Esophageal carcinoma with celiac nodal metastases; curative or palliative?
Background: To determine the prognostic value of celiac lymphadenopathy for patients with esophageal or gastroesophageal junction carcinomas treated with neoadjuvant or definitive chemoradiotherapy.
Methods: The records of patients undergoing chemoradiation therapy for esophageal cancer, who received a dose of at least 45 Gy, were retrospectively reviewed.
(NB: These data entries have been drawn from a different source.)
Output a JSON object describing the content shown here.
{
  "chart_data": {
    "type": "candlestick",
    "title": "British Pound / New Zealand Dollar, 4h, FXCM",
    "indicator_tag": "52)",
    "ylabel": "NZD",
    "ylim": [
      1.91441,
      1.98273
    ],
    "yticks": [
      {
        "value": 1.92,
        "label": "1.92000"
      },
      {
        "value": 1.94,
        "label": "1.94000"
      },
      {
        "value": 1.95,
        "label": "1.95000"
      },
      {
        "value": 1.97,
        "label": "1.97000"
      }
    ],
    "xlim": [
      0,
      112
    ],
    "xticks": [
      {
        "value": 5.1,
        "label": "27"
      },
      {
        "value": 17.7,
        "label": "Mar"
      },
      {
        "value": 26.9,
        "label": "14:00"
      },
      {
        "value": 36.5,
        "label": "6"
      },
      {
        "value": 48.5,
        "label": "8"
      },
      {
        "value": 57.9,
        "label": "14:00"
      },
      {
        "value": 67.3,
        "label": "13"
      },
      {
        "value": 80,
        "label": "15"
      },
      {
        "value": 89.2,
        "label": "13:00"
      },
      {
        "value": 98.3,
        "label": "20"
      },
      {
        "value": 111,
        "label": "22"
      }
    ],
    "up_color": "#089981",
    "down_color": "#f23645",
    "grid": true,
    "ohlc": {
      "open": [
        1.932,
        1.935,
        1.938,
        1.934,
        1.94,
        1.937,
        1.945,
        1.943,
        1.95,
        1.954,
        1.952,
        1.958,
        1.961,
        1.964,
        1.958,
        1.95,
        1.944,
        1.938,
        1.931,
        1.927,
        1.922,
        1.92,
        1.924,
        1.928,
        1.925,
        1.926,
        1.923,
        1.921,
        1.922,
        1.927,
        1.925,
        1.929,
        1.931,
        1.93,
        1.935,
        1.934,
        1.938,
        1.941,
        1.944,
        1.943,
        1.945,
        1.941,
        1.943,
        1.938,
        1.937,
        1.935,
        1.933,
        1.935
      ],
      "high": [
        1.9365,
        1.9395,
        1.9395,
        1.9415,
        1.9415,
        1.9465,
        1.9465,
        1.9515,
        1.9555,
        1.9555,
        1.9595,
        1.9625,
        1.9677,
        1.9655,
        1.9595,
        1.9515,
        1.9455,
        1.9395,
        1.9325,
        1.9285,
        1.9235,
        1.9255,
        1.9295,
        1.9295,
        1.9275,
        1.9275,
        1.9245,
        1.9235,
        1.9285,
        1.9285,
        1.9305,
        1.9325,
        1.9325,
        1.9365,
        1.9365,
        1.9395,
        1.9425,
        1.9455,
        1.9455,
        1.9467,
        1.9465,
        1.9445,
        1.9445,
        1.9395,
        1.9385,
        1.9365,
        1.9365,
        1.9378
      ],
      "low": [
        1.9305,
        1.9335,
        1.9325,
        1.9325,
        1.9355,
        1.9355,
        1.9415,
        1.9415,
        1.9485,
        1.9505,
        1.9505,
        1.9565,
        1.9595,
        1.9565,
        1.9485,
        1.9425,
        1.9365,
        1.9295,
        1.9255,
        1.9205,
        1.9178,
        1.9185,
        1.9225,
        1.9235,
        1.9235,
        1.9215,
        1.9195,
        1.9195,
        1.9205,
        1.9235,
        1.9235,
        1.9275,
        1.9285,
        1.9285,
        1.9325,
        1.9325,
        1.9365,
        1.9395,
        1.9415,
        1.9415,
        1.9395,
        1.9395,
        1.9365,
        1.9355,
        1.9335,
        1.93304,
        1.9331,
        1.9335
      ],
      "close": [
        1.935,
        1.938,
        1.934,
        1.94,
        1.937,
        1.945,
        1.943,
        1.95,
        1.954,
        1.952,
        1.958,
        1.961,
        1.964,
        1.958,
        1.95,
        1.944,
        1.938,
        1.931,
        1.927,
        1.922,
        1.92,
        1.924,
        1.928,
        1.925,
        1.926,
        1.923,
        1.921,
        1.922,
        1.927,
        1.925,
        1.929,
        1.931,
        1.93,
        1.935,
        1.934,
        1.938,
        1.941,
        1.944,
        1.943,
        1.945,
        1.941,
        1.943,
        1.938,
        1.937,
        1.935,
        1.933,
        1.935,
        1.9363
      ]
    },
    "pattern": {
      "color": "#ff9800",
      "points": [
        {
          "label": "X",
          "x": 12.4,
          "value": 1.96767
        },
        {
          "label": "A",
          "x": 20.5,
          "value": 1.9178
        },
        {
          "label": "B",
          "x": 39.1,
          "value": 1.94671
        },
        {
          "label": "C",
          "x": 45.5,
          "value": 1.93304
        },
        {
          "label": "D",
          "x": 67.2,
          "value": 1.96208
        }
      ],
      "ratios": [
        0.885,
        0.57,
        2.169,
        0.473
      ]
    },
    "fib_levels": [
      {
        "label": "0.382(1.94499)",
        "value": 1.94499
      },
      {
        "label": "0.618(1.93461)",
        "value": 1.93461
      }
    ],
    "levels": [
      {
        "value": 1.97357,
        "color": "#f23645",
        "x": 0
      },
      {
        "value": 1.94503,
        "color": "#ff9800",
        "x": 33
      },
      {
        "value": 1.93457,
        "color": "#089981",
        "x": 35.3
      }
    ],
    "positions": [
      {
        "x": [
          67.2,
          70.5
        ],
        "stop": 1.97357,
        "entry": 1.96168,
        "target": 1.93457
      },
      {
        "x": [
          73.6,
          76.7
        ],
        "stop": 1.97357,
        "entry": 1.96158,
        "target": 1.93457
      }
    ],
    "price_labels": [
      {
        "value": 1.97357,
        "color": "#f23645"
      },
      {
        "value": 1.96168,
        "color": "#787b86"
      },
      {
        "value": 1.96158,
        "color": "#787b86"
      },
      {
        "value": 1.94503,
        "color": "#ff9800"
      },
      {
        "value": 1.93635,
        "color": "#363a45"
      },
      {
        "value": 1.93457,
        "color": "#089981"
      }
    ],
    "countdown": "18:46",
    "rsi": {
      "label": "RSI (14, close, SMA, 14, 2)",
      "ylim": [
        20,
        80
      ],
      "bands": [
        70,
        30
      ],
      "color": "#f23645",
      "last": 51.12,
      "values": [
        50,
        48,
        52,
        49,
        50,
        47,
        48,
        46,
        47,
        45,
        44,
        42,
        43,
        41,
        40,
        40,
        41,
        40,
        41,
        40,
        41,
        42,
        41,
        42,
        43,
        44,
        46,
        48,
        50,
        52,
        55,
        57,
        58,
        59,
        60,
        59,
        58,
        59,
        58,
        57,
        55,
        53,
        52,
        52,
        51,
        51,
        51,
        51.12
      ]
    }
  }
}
Results: One hundred forty-four patients were eligible for this retrospective analysis; 99 had M0 and 45 M1a disease. The median radiation dose was 50.4 Gy for patients receiving both neoadjuvant and definitive chemoradiotherapy. After a median follow-up of 15 months, the 2-year overall survival for the entire cohort was 45% and 20% in M0 and M1a groups, respectively (p < 0.001). On multivariate analysis, the most significant factors for overall survival were performance status (p < 0.001) and M1a status (p < 0.001). The patients who underwent definitive concomitant chemoradiation had a 2-year overall survival of 36% and 15% in M0 and M1a, respectively (p = 0.03). For patients who underwent neoadjuvant chemoradiation followed by surgery, the 2-year overall survival was 63% and 37% in M0 and M1a, respectively (p = 0.07).
Conclusions: M1a status is a strong predictor of poor outcome for patients with cancers of the esophagus or gastroesophageal junction. For patients receiving concurrent chemotherapy and radiation therapy for M1a esophageal cancer, treatment is largely palliative.